The tendency to fill the entire composition surface has been present in various eras and cultures. This is how Celts, Native Americans, and Arabs designed and decorated. European baroque is decorative, rich, and abundant. Horror vacui – the fear of emptiness – appears in very contemporary advertising and is one
of the reasons why advertising doesn't work and why we don't particularly like it.
Why does this happen?

Because overloading the form with content, ornamentation, and decorativeness distracts the viewer
and takes away the comfort of reading the message. Reading not only literally, in terms of content and written slogans.
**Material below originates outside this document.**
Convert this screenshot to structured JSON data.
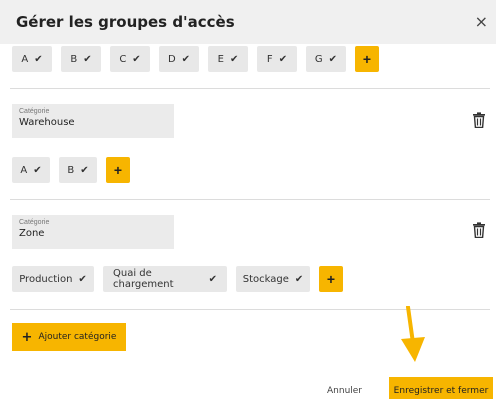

Reading – meaning the reception of the overall image.
When chaos dominates a design, we tend to abandon it subconsciously, stop engaging with it, and shift our attention to things that bring pleasure, don't irritate, that we intuitively understand and feel good interacting with.
In outdoor advertising, as with first impressions: seconds count.
Scientists claim it takes between 3 and 7 seconds to make a first impression.
As we know, you can only make a first impression once, so these seconds can influence many things. It's worth using them well, worth not wasting them. Here are a few tips on how to do this.

1. Give yourself space.
Using every free spot in an advertising design is not a good idea.
One of the paths leading to advertising pitfalls is the temptation to include too much information – and a large amount of information takes up a lot of space and needs a lot of time to receive, process, and remember. This won't work. What will work is when you choose one main message, one primary communication.

2. Choose a goal.
If you don't know where you're going, how will you know when you've arrived? So choose a goal.
One goal.
If you decide on image-building creative – avoid the temptation to inform about special offers
and sales. If you want to announce a sale season – simply get to the point.
Combining different goals in one design is quite common but definitely not recommended.
Not only is it easier to present one message - it's also easier to remember. And after all, advertising is partly about making information memorable.

3. Ensure functionality.
In advertising, effectiveness, efficiency, and achieving goals count. That's why the best ads are often simple and functional. They don't have non-standard creative elements, they don't contain the latest technologies. Instead, they execute the message.
Simply.

4. Be careful with symbols.
Symbols are important. So important that you need to think twice about whether using a symbol in advertising
is a good idea. Because it might be excellent, or it might be very misguided. The design will work, but it may trigger associations and refer to values that cause completely different effects, such as aversion to the brand.

5. Careful with desire!
The task of advertising is to evoke emotions. If advertising relies on unethical images or slogans, on aggression, sex, if it offends, provokes, balances on the edge of good manners, interferes with religious feelings – yes, it will arouse emotions. But are they really the ones you want?

6. Be consistent.
Patience and consistency in building messages, repetition of certain elements, referencing the brand's personality – this is a long-distance tactic.
If you care about building a lasting image and establishing yourself in people's consciousness, this is the right tactic.